Hawks, Lang, Siegel, Tashlin, Fuller, Jerry Lewis…amato/odiato a seconda dei momenti, il cinema americano è parte del Dna dell’opera di Godard, prima nei suoi testi critici e poi intessuto nella filigrana dei suoi film, anche quando ne prendeva le distanze. Il passaggio dall’entusiasmo giovanile alla disillusione è ben illustrato nella cronaca che Sophie Clouzot fece del tour promozionale per l’uscita Usa di La chinoise, organizzato nel 1968 da Richard Leacock e D.H. Pennebaker, che distribuivano il film. Godard aveva accettato di apparire in venti università degli States, portando con sé una copia in 35mm. Le cose iniziarono ad andare male a partire dalla prima tappa, Los Angeles, dove non era mai stato prima e gli studenti lo aspettavano con trepidazione: «Sono perfettamente serio quando dico che, per me e per un numero crescente di giovani con la testa sul collo, Godard è importante quanto Sartre, Hesse e Dostoevskij» scrisse al tempo Gene Youngblood sul «Los Angeles Free Press». Ma, nel racconto di Clouzot (che fungeva da traduttrice), Godard si dimostrava annoiato dalle domande cinefile degli studenti e una tavola rotonda sul tema di Hollywood, organizzata dalla University of Southern California, presenti, insieme a Godard, King Vidor, Roger Corman, Peter Bogdanovich e Samuel Fuller si concluse nel disinteresse reciproco tra il regista francese e gli americani il cui lavoro amava tanto.

LE COSE presero un verso migliore durante la visita a Berkeley, dove il corpo studentesco era più politicizzato e di conseguenza lo fu anche la discussione.
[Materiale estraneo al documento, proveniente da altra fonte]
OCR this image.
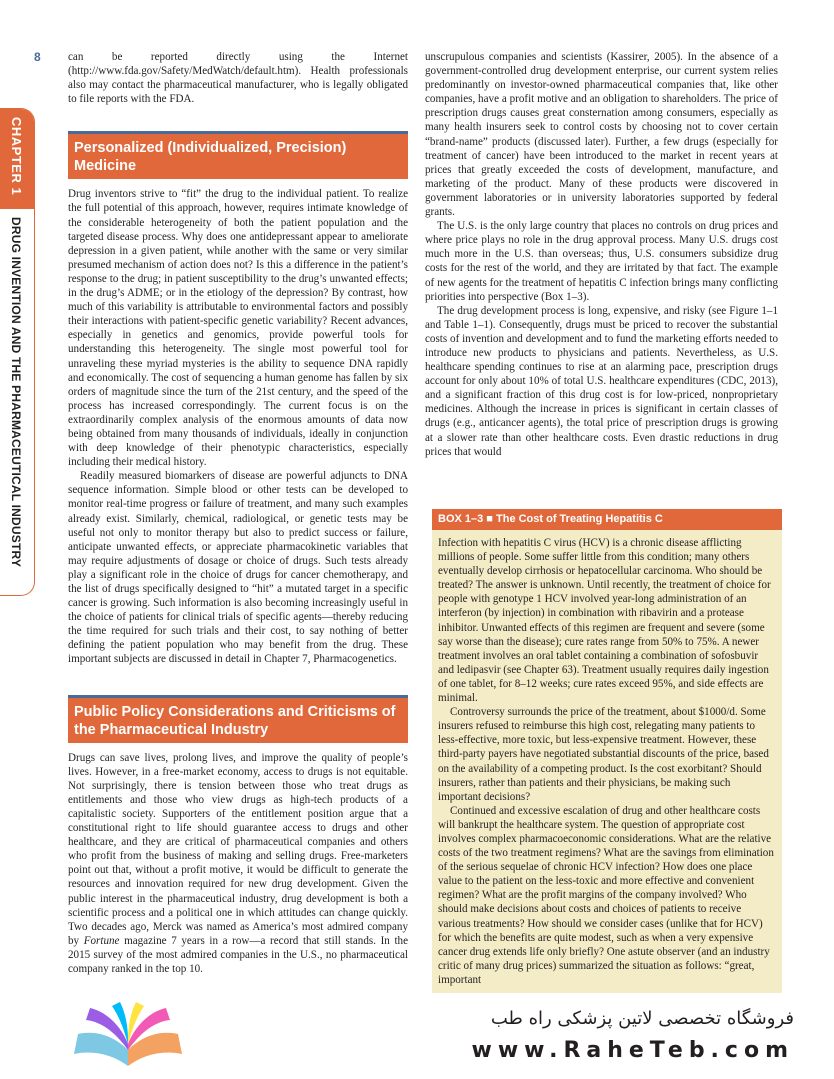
8
CHAPTER 1
DRUG INVENTION AND THE PHARMACEUTICAL INDUSTRY

can be reported directly using the Internet (http://www.fda.gov/Safety/MedWatch/default.htm). Health professionals also may contact the pharmaceutical manufacturer, who is legally obligated to file reports with the FDA.

Personalized (Individualized, Precision) Medicine

Drug inventors strive to “fit” the drug to the individual patient. To realize the full potential of this approach, however, requires intimate knowledge of the considerable heterogeneity of both the patient population and the targeted disease process. Why does one antidepressant appear to ameliorate depression in a given patient, while another with the same or very similar presumed mechanism of action does not? Is this a difference in the patient’s response to the drug; in patient susceptibility to the drug’s unwanted effects; in the drug’s ADME; or in the etiology of the depression? By contrast, how much of this variability is attributable to environmental factors and possibly their interactions with patient-specific genetic variability? Recent advances, especially in genetics and genomics, provide powerful tools for understanding this heterogeneity. The single most powerful tool for unraveling these myriad mysteries is the ability to sequence DNA rapidly and economically. The cost of sequencing a human genome has fallen by six orders of magnitude since the turn of the 21st century, and the speed of the process has increased correspondingly. The current focus is on the extraordinarily complex analysis of the enormous amounts of data now being obtained from many thousands of individuals, ideally in conjunction with deep knowledge of their phenotypic characteristics, especially including their medical history.

Readily measured biomarkers of disease are powerful adjuncts to DNA sequence information. Simple blood or other tests can be developed to monitor real-time progress or failure of treatment, and many such examples already exist. Similarly, chemical, radiological, or genetic tests may be useful not only to monitor therapy but also to predict success or failure, anticipate unwanted effects, or appreciate pharmacokinetic variables that may require adjustments of dosage or choice of drugs. Such tests already play a significant role in the choice of drugs for cancer chemotherapy, and the list of drugs specifically designed to “hit” a mutated target in a specific cancer is growing. Such information is also becoming increasingly useful in the choice of patients for clinical trials of specific agents—thereby reducing the time required for such trials and their cost, to say nothing of better defining the patient population who may benefit from the drug. These important subjects are discussed in detail in Chapter 7, Pharmacogenetics.

Public Policy Considerations and Criticisms of the Pharmaceutical Industry

Drugs can save lives, prolong lives, and improve the quality of people’s lives. However, in a free-market economy, access to drugs is not equitable. Not surprisingly, there is tension between those who treat drugs as entitlements and those who view drugs as high-tech products of a capitalistic society. Supporters of the entitlement position argue that a constitutional right to life should guarantee access to drugs and other healthcare, and they are critical of pharmaceutical companies and others who profit from the business of making and selling drugs. Free-marketers point out that, without a profit motive, it would be difficult to generate the resources and innovation required for new drug development. Given the public interest in the pharmaceutical industry, drug development is both a scientific process and a political one in which attitudes can change quickly. Two decades ago, Merck was named as America’s most admired company by Fortune magazine 7 years in a row—a record that still stands. In the 2015 survey of the most admired companies in the U.S., no pharmaceutical company ranked in the top 10.

unscrupulous companies and scientists (Kassirer, 2005). In the absence of a government-controlled drug development enterprise, our current system relies predominantly on investor-owned pharmaceutical companies that, like other companies, have a profit motive and an obligation to shareholders. The price of prescription drugs causes great consternation among consumers, especially as many health insurers seek to control costs by choosing not to cover certain “brand-name” products (discussed later). Further, a few drugs (especially for treatment of cancer) have been introduced to the market in recent years at prices that greatly exceeded the costs of development, manufacture, and marketing of the product. Many of these products were discovered in government laboratories or in university laboratories supported by federal grants.

The U.S. is the only large country that places no controls on drug prices and where price plays no role in the drug approval process. Many U.S. drugs cost much more in the U.S. than overseas; thus, U.S. consumers subsidize drug costs for the rest of the world, and they are irritated by that fact. The example of new agents for the treatment of hepatitis C infection brings many conflicting priorities into perspective (Box 1–3).

The drug development process is long, expensive, and risky (see Figure 1–1 and Table 1–1). Consequently, drugs must be priced to recover the substantial costs of invention and development and to fund the marketing efforts needed to introduce new products to physicians and patients. Nevertheless, as U.S. healthcare spending continues to rise at an alarming pace, prescription drugs account for only about 10% of total U.S. healthcare expenditures (CDC, 2013), and a significant fraction of this drug cost is for low-priced, nonproprietary medicines. Although the increase in prices is significant in certain classes of drugs (e.g., anticancer agents), the total price of prescription drugs is growing at a slower rate than other healthcare costs. Even drastic reductions in drug prices that would

BOX 1–3 ■ The Cost of Treating Hepatitis C

Infection with hepatitis C virus (HCV) is a chronic disease afflicting millions of people. Some suffer little from this condition; many others eventually develop cirrhosis or hepatocellular carcinoma. Who should be treated? The answer is unknown. Until recently, the treatment of choice for people with genotype 1 HCV involved year-long administration of an interferon (by injection) in combination with ribavirin and a protease inhibitor. Unwanted effects of this regimen are frequent and severe (some say worse than the disease); cure rates range from 50% to 75%. A newer treatment involves an oral tablet containing a combination of sofosbuvir and ledipasvir (see Chapter 63). Treatment usually requires daily ingestion of one tablet, for 8–12 weeks; cure rates exceed 95%, and side effects are minimal.

Controversy surrounds the price of the treatment, about $1000/d. Some insurers refused to reimburse this high cost, relegating many patients to less-effective, more toxic, but less-expensive treatment. However, these third-party payers have negotiated substantial discounts of the price, based on the availability of a competing product. Is the cost exorbitant? Should insurers, rather than patients and their physicians, be making such important decisions?

Continued and excessive escalation of drug and other healthcare costs will bankrupt the healthcare system. The question of appropriate cost involves complex pharmacoeconomic considerations. What are the relative costs of the two treatment regimens? What are the savings from elimination of the serious sequelae of chronic HCV infection? How does one place value to the patient on the less-toxic and more effective and convenient regimen? What are the profit margins of the company involved? Who should make decisions about costs and choices of patients to receive various treatments? How should we consider cases (unlike that for HCV) for which the benefits are quite modest, such as when a very expensive cancer drug extends life only briefly? One astute observer (and an industry critic of many drug prices) summarized the situation as follows: “great, important

فروشگاه تخصصی لاتین پزشکی راه طب
www.RaheTeb.com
Ma dopo tappe di un giorno in Texas e Kansas, Godard trovò una scusa per scappare in Francia, tagliando il resto del tour, e riapparì solo alla New York University, in occasione della première. «Non lavorerò mai a Hollywood, non importa quanto mi paghino» commentò rifiutando di leggere la sceneggiatura di un western che gli aveva offerto uno studio. La possibilità di un film americano di Godard si sfiorò solo anni dopo, nel 1980, quando Francis Coppola, che aveva acquistato i General Studios, nel cuore di LA lo invitò a fare parte della factory creativa che stava allestendo, insieme – tra gli altri – a Wenders, Herzog, Syberberg, Gene Kelly e Michael Powell. Le tracce del soggiorno godardiano alla Zoetrope si trovano negli estratti di sceneggiatura che Godard incluse in Jean-Luc Godard: Due o tre cose che so di me – una storia che partiva a Las Vegas, metà poliziesca metà film su un film, con Robert De Niro e Diane Keaton; e in un movimento di macchina (realizzato utilizzando il dolly di One From The Heart, il film che avrebbe dettato la bancarotta della Zoetrope) in Passion, che la Zoetrope distribuì in Usa, come Si salvi chi può (la vita). Il film americano di Godard rimase dunque un miraggio, come il sogno coppoliano di uno studio dentro ma fuori da Hollywood.